Virtual global generation in higher dimensions
Indranil Biswas, Manish Kumar, A. J. Parameswaran
TL;DR
The paper investigates how the notion of virtual global generation (VGG) for vector bundles on curves extends to higher-dimensional, normal projective varieties. It introduces and analyzes several variants—$m$-VGG, strongly VGG, curve VGG, and the VGG condition via global generation of $\mathcal{O}_{\mathbb{P}(E)}(N)$—establishing implications such as strongly VGG $\Rightarrow$ VGG $\Rightarrow$ curve VGG, and showing that on curves these conditions are all equivalent. A precise treatment of line bundles reveals that strongly VGG is equivalent to global generation of a suitable tensor power, with a proof leveraging Frobenius and Galois covers.

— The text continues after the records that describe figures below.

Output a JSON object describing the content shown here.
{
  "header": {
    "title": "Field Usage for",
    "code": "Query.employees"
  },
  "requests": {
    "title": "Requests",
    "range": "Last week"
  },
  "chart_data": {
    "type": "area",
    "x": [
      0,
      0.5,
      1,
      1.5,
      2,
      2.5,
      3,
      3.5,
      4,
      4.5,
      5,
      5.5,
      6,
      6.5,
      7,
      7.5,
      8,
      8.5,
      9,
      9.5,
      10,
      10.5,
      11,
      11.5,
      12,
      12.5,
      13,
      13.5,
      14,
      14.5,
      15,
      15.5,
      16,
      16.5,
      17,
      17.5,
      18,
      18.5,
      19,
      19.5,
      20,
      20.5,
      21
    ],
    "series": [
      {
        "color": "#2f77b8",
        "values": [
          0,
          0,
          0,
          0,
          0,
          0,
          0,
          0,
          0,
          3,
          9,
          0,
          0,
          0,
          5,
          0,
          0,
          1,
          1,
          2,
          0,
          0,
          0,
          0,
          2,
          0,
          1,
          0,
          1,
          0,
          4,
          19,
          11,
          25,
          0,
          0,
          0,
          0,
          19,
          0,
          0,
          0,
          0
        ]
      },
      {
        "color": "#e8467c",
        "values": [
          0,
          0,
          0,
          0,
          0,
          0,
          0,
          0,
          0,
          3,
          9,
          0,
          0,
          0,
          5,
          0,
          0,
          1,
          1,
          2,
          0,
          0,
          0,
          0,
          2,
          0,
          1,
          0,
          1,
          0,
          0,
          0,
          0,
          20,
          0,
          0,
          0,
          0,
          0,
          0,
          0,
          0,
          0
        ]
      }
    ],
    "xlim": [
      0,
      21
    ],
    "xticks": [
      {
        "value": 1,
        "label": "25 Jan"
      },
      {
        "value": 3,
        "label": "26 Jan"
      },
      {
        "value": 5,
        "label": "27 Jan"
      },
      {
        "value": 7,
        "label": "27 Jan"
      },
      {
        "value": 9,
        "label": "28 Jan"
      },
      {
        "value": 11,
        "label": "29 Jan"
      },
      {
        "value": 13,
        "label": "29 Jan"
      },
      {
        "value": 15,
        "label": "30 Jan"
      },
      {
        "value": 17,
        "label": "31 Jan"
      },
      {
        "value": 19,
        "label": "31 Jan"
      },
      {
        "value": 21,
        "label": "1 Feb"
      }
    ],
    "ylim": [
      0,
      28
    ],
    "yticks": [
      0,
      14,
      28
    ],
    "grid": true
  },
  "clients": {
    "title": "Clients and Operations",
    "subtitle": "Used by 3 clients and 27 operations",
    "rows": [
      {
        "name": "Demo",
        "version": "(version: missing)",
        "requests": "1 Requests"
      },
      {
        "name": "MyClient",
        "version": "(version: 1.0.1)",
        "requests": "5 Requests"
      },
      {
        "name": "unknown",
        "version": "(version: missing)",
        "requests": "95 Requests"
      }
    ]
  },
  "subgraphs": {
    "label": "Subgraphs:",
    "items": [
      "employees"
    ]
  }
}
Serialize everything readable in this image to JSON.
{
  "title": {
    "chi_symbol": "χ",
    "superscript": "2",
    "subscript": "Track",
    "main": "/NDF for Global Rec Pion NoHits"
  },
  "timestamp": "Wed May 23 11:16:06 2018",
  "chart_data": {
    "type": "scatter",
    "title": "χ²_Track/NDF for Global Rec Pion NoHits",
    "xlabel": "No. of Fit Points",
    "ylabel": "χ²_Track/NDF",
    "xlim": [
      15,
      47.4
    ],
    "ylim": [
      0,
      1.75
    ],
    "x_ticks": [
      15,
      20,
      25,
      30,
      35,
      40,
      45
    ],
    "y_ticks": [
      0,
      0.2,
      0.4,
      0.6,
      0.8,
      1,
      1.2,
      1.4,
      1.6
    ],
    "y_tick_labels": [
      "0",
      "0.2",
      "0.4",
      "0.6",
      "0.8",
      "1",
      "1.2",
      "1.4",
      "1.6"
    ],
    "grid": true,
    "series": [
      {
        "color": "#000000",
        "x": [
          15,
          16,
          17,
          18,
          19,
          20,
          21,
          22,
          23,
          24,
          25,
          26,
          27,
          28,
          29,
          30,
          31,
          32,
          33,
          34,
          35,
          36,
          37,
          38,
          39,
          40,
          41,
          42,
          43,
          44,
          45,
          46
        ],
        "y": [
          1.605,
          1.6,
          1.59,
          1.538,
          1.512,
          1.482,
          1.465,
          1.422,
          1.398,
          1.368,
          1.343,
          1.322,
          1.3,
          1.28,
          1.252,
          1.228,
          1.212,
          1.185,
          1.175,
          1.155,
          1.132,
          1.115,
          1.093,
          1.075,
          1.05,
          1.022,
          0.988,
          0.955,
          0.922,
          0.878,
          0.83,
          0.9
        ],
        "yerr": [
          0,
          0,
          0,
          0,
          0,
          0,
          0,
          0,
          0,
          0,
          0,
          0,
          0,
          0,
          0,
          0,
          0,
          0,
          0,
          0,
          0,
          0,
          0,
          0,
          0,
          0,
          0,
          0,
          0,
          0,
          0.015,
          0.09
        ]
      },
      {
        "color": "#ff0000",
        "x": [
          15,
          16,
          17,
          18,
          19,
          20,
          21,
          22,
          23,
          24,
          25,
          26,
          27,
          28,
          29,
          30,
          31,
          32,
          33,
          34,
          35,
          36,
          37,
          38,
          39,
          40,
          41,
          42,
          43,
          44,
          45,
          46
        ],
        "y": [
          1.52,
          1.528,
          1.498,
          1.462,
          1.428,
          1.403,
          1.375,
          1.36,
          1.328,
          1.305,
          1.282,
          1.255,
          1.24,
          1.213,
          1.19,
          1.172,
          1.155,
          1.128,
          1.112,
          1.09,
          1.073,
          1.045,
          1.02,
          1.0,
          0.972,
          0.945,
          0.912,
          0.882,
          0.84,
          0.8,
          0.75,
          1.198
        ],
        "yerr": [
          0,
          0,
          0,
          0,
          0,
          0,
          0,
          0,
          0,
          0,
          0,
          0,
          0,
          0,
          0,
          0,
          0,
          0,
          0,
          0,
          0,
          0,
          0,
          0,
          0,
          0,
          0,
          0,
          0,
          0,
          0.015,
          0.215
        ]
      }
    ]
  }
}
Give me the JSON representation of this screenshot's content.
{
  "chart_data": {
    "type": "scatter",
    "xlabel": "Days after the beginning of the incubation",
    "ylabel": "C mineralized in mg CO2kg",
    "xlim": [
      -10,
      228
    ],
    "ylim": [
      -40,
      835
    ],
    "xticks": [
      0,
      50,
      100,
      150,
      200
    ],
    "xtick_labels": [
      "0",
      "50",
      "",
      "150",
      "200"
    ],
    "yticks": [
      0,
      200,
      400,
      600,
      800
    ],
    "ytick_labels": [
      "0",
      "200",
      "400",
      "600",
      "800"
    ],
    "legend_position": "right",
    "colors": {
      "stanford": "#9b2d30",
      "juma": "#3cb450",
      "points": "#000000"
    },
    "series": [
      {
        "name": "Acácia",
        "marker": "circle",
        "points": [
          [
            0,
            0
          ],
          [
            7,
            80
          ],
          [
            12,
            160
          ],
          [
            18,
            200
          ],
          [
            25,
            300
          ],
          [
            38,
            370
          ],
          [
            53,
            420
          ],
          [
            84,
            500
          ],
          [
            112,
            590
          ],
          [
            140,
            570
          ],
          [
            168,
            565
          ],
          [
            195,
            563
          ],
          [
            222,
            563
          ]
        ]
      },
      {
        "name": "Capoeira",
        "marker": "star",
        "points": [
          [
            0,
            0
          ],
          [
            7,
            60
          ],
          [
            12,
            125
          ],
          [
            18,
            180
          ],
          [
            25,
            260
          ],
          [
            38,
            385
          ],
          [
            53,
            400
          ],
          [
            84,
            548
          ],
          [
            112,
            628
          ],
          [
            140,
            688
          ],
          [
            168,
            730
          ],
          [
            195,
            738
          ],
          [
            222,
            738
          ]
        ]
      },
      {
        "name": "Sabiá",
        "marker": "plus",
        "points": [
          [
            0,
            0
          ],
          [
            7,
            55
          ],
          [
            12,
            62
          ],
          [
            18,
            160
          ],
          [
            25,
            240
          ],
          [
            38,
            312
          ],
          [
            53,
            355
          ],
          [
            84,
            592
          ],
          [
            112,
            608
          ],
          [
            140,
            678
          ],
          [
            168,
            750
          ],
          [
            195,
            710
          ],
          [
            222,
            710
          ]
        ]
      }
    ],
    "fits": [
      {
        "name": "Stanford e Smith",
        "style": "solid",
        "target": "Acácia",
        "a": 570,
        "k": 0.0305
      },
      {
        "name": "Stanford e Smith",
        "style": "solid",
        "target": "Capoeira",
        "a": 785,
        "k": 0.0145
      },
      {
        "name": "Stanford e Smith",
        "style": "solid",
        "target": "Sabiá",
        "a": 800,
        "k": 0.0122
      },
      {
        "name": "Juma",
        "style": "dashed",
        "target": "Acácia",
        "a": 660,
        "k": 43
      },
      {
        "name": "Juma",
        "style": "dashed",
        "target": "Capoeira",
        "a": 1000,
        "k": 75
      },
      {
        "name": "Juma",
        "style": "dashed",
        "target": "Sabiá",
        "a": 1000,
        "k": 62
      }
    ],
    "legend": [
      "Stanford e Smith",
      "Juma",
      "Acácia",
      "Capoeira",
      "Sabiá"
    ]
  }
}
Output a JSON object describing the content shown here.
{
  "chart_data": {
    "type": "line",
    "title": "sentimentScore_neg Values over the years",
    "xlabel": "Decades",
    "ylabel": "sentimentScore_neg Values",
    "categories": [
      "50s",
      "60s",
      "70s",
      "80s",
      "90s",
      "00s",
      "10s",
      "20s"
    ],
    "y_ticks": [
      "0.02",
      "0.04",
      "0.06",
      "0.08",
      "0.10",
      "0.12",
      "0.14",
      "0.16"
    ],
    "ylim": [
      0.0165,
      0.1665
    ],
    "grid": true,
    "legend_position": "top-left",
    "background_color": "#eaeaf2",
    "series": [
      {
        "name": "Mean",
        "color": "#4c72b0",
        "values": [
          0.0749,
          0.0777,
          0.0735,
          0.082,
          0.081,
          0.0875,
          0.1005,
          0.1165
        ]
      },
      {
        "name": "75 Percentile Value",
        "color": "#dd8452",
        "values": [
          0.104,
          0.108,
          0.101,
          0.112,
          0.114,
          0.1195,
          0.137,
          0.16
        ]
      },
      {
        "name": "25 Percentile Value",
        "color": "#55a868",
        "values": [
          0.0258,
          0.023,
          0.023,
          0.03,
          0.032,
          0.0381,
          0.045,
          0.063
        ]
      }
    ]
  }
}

The paper provides explicit higher-dimensional examples showing that curve VGG does not imply VGG, and constructs $m$-VGG line bundles that fail to be $(m+1)$-VGG, thereby clarifying the landscape of VGG generalizations and their limitations.
Abstract
The notion of virtual global generation (VGG) for a vector bundle has multiple possible generalization from the case of curves to higher dimensional normal projective varieties. We study relationship between these notions. All these notions agree for curves but in higher dimension we show that this is not the case.